En lisant ses notes, Netanyahu s’est exprimé avant Biden, qualifiant cette toute première visite présidentielle américaine en Israël en temps de guerre de « profondément, profondément émouvante ».
« Le monde civilisé s’est uni pour vaincre les nazis et pour vaincre l’EI. De la même manière, le monde civilisé doit s’unir pour vaincre le Hamas », a déclaré Netanyahu, disant qu’Israël était uni et allait vaincre le Hamas, « éliminer cette terrible menace de nos vies. La civilisation va l’emporter – pour notre bien à nous, pour le vôtre, pour la paix et la sécurité dans notre région et dans le monde. »
Netanyahu s’est félicité de la « clarté morale dont vous avez fait preuve dès le moment où Israël a été attaqué » et a déclaré que le président avait « à juste titre tracé une ligne claire entre les forces de la civilisation et celles de la barbarie ».
Il n’a pas fait allusion à la situation humanitaire à Gaza ni à l’explosion de l’hôpital dans la ville de Gaza.
Plus tard, Biden et Netanyahu ont co-présidé une réunion du Conseil des ministres de guerre à Tel Aviv, chacun avec ses conseillers. Dans de brefs propos publics avant la réunion, M. Biden a souligné que les États-Unis « continueront à vous soutenir ».
Le président américain s’est réjoui de la composition de ce Conseil de guerre – créé lorsque le parti Kakhol lavan a rejoint la coalition la semaine dernière –, qui « tient bon, debout et uni ».
Biden s’est plus tard entretenu à Tel Aviv avec un groupe de secouristes et de médecins, parmi lesquels le fondateur de United Hatzalah, Eli Beer, qui a soigné des victimes de l’attaque du Hamas, ainsi que des proches des personnes tuées ou disparues, avant de prendre part à une réunion à huis clos avec le président Isaac Herzog.

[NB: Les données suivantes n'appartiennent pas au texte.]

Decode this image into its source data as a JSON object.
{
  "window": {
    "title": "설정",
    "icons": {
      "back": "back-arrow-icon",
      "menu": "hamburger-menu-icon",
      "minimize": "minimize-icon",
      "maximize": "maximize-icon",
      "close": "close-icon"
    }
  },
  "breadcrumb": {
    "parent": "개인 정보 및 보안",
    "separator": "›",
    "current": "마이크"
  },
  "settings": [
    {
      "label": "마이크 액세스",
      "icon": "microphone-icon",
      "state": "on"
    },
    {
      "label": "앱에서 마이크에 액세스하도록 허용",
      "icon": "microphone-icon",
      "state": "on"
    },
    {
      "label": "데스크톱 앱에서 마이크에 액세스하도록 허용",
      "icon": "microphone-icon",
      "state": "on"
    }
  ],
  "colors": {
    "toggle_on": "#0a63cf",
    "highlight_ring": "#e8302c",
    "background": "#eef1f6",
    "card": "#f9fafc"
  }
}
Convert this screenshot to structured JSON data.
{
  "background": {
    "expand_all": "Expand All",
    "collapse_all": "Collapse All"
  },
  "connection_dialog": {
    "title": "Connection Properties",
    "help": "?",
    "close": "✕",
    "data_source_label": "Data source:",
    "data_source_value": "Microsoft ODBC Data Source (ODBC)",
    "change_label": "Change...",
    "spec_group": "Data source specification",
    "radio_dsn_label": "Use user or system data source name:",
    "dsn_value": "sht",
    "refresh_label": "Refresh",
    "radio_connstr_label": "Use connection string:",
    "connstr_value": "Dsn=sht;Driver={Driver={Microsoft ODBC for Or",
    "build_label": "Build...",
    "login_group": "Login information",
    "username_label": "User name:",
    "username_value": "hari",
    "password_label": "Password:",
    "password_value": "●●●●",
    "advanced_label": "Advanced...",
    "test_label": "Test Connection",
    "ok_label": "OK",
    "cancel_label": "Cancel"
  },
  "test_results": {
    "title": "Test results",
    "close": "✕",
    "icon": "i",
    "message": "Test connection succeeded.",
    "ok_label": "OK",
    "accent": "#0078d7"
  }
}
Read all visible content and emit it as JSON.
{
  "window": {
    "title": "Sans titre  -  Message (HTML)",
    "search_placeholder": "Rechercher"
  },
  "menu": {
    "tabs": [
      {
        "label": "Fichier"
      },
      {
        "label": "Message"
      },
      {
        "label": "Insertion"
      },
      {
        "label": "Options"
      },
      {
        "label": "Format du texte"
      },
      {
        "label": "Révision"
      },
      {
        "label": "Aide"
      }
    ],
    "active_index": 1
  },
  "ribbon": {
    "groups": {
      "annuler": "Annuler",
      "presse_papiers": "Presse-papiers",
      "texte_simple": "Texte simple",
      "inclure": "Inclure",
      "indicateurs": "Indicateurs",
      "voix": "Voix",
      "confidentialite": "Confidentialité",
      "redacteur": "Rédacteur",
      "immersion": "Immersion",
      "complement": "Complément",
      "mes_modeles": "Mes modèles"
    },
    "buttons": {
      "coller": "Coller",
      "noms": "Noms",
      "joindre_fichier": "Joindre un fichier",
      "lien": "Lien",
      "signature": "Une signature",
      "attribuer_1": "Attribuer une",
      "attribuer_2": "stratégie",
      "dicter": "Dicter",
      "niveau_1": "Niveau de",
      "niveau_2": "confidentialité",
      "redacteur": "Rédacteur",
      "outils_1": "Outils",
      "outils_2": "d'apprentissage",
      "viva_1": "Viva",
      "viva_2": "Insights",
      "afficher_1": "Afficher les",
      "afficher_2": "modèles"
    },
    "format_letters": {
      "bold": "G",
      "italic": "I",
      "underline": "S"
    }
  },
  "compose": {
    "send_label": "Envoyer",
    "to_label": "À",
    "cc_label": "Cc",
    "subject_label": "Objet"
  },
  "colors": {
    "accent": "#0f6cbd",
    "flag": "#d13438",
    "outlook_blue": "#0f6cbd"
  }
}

L’étape jordanienne du déplacement de Biden – qui devait donner lieu à un sommet quadripartite avec Abbas, le roi Abdallah II de Jordanie et le président égyptien Abdel-Fattah al-Sissi – a été annulée suite à l’explosion de l’hôpital.
Israël a fait savoir que, depuis le 7 octobre, près de 450 roquettes lancées par des groupes terroristes de Gaza ont manqué leur cible et atterri à l’intérieur de la bande de Gaza, causant un nombre inconnu de morts côté palestinien. Israël affirme par ailleurs que ses forces ont tué quelque 1 500 terroristes sur son territoire, suite à l’incursion massive du 7 octobre dernier.